Fast forward, I am an adult nearing 50, and everything hurts. I am now realizing that the physical pain is a blocker to my creativity. I’ve got arthritis seeping into my joints, making just moving around a struggle. I sit down to create art and nothing comes out, at least nothing worth anything. And I know not every piece is a winner, but everything just seems like crap. Physical pain + clinical depression = no art.
So how does one break out of this? I tried to do a piece based on a friend of mine’s character, but the whole thing came out crappy and uninspired.
I mean, the dude is a skull and I couldn’t do anything imaginative with it. I posted it and it was met with a collective “Meh”. And I agree, it is “meh”. So that was a failed experiment. It was done with all digital and maybe that’s the issue? I’ve become addicted to it for sure, but I really haven’t mastered it. Most people seem to like the look, but I had a friend comment on the sterility of it and I have to agree.
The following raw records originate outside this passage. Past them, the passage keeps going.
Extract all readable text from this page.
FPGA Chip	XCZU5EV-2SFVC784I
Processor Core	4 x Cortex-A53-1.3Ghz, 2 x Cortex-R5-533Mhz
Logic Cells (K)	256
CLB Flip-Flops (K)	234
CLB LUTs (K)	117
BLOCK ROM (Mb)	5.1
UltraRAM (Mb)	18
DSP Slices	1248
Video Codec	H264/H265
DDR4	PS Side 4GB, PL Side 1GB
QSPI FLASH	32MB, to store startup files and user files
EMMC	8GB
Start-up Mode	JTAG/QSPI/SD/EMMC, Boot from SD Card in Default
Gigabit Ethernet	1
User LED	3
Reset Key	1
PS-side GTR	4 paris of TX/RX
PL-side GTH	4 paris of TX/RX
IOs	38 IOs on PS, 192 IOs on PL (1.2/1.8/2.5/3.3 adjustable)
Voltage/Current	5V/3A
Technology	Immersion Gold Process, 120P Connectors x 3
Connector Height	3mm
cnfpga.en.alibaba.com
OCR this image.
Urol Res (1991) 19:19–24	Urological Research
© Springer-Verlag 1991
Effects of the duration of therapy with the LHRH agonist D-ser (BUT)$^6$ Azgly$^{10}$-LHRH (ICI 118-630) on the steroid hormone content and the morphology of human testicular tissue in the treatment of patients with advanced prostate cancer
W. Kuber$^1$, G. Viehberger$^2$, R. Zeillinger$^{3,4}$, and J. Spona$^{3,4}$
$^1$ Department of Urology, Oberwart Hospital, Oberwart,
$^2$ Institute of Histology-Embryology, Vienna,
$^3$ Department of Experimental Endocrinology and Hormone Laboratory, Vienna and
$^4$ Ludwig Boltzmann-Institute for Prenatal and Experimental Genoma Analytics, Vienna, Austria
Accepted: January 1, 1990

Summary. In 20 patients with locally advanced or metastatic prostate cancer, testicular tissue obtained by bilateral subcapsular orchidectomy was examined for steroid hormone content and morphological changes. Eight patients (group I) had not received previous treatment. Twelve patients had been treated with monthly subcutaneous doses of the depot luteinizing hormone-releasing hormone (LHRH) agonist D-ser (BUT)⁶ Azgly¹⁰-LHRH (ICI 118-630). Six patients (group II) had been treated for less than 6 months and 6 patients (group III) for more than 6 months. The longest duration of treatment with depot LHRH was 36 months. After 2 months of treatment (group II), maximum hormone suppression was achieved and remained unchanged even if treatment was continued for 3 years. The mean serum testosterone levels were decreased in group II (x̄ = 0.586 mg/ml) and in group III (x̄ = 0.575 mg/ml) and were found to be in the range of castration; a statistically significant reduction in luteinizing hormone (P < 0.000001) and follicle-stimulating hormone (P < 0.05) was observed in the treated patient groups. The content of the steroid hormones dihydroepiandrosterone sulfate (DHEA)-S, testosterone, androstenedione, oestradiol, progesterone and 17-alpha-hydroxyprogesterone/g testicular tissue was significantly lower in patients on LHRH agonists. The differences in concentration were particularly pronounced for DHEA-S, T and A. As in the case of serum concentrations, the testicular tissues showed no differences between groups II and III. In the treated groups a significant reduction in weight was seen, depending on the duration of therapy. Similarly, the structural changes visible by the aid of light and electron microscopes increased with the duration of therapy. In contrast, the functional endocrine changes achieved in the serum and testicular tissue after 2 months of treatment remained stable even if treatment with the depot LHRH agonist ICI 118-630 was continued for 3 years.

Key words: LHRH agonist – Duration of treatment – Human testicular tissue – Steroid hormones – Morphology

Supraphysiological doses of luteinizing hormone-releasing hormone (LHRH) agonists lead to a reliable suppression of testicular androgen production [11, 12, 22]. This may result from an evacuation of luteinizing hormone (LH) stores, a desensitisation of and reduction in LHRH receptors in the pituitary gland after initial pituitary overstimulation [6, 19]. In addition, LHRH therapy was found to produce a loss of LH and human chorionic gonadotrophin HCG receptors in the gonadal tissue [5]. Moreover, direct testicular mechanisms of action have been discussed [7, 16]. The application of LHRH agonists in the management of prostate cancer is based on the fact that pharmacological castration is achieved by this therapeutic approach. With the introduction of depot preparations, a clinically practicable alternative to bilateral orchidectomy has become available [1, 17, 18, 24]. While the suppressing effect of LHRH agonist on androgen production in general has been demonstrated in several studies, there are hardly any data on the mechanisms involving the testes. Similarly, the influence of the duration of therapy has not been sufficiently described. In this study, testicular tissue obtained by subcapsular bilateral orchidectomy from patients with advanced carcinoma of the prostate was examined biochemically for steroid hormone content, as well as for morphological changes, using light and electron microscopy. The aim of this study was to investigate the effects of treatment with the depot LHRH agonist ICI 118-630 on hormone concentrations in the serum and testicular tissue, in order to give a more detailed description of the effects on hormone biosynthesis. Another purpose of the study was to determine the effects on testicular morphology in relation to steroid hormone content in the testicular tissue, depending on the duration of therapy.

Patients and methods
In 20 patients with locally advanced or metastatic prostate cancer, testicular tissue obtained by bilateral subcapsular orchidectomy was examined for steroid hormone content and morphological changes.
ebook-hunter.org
Even sitting the way I used to causes pain. I wish I knew the secret to channeling pain into creativity, but the combination I have seems to have the end result that I don’t want to do anything. I think I just have to stop being hard on myself and when the creativity comes, it comes. After I did the Salem show this year it took me so long to recover that I didn’t do any shows for the rest of the year. I just signed up to one in April of next year, so assuming I get it, it will be the end of my rest period.
I guess inspiration will come when it comes. There’s no easy answer. “Existence is suffering” they say. “Life is pain” they say. I wish I could make some good art out of it, that’s all.